Social media is new, but the social and ethical issues are not.
Two and a half millennia ago the old polytheistic religions of the ancient world began to lose their credibility, and society began to break down as the old values became outdated. So, people began to search for a rational basis for ethical behaviour which did not depend on religious sanction. Like the proponents of today’s “manosphere” they asked themselves what makes a good man or a man, good. Is it physical strength, wealth or power? Is it natural or right for a powerful man to oppress the weak and helpless? What is true happiness? Like the proponents of today’s “manosphere”, many of them reached absurd and weird answers to these questions. Their views were challenged and refuted by a man called Socrates and Plato and Aristotle taught and published systems of ethics based on reason which have been the foundation of western civilisation ever since.

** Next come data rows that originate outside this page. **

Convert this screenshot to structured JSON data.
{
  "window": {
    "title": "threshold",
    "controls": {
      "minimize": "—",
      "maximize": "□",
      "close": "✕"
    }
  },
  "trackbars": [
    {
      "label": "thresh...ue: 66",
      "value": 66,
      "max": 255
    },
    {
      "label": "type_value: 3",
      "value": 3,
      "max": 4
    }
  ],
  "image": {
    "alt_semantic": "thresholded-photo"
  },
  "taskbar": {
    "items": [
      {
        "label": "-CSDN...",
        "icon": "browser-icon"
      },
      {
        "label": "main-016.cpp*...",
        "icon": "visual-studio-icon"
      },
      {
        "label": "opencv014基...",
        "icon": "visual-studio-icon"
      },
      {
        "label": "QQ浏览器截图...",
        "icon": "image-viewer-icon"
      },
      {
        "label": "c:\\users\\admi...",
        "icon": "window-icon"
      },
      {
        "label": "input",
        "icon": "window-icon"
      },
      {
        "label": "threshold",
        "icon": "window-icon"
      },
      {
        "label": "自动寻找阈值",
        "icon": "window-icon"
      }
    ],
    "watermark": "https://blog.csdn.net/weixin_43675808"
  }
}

So, what is the answer to the malign influences on social media? It is education. I suggest all children should be taught ethical philosophy. They don’t have to be brainwashed into agreeing with any philosophy. All they need to know is what the various philosophers thought and why. The study of philosophy should be rigorous. If from an early age they are taught to rigorously discern what each philosopher thought was harmful or not and why, they should be well placed to distinguish what is harmful or not on social media today.
This should encourage impressionable young men to realise that women are not semi-intelligent creatures to be subjugated or controlled, but beautiful, clever people whose love and affection men should strive to deserve.